Exposure, immunity and anxiety

Woman and child wearing mask.
Too much focus on safety can be dangerous.

Too much safety can be dangerous.


I was thinking about this point after reading a recent Guardian article about a large number of children in New Zealand falling ill due to a Covid-related ‘immunity debt’.


At the time of writing, New Zealand had recorded only 26 coronavirus deaths since the pandemic began last year. Most commentators agree the country has navigated the pandemic very well.


It’s not just Covid that New Zealand has largely avoided. Lockdowns, social distancing and mask-wearing also curtailed the spread of other illnesses like flu, the common cold and RSV (respiratory syncytial virus) in New Zealand.


However, a recent study, the Guardian reported, cautioned that while the absence of common respiratory illnesses is obviously welcome in the short term, it can create problems at a later stage: children don’t develop immunity if bacterial and viral infections aren’t circulating, eventually resulting in larger outbreaks down the line.


Many susceptible children ‘have missed out on exposure’, said epidemiologist and public health professor Michael Baker, ‘so now they’re seeing it for the first time’.


New Zealand aside, some epidemiological experts suggest that delaying the age at which people are exposed to certain pathogens can sometimes backfire. For example, certain pathogens may cause more severe disease among older people. Thus, limiting transmission may eventually result in an increased burden of disease, due to people not developing immunity when young and healthy.


Now, I am obviously not a medical expert and for all I know, an informed medic might well butt in here with all kinds of “yes, but... ” statements. So let me be clear: this is not my area and I’m not making any kind of medical point here.


Rather, the idea of immunity and exposure has some obvious mental health parallels. Put simply, an excessive focus on safety in everyday life is a really bad idea. And you know what’s a really good idea? Exposing oneself to feared situations and to discomfort in general.


As a cognitive behavioural therapist (CBT), much of my work focuses on helping anxious people to get comfortable with discomfort. Gradually exposing yourself to feared situations is an evidence-based treatment for all forms of anxiety. Exposure therapy is incredibly valuable when treating obsessive-compulsive disorder (OCD) or phobias, but it’s equally relevant to treating any form of anxiety, whether that be panic disorder, social anxiety, health anxiety or generalised worry and anxiety.



The biggest risk you can take is to try and live a risk-free life.

All forms of anxiety are characterised by safety behaviours.
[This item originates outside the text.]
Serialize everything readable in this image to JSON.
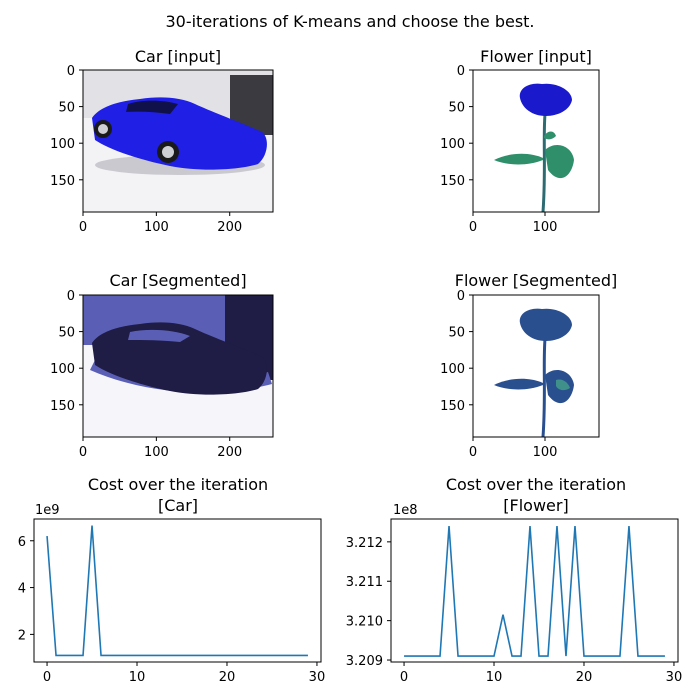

A safety behaviour refers to any behaviour aimed at reducing discomfort and uncertainty – for example, reassurance-seeking, over-preparation, over-planning and information-seeking, avoiding feared situations, and so on.


Avoidance and safety-seeking only ever leads to more avoidance and safety-seeking. The more you avoid, the more you need to avoid. You lose confidence in yourself and your ability to cope. You may not notice it initially, but your life becomes smaller and smaller over time.


Similarly, you may find you try to manage anxiety by trying to control your environment – for example, by always making lists, by planning your every move, or doing various other things to try and make sure nothing goes wrong – but ultimately, this will also backfire.


Trying to control one’s environment reflects a fear of the unknown. It is an attempt to reduce uncertainty, but we can only control so much in our world. Unexpected obstacles crop up all the time. Life is an uncertain business, which is why becoming tolerant of uncertainty is such an important life skill.


If you behave as if uncertainty is the enemy, then you are more likely to feel destabilised and upset when the unexpected happens. The more you seek safety and control, the less safe and in control you feel when you inevitably encounter newness and change.


In contrast, exposing yourself to discomfort helps build psychological immunity. You feel stronger when confronted with uncomfortable situations; you think, this isn’t easy, but I’ve done difficult things before, I can handle this.


The biggest risk you can take is to try and live a risk-free life. It won’t work and will leave you feeling more anxious, not less. Instead, remember that exposing yourself to uncertainty and discomfort will build up your immunity to those same forces.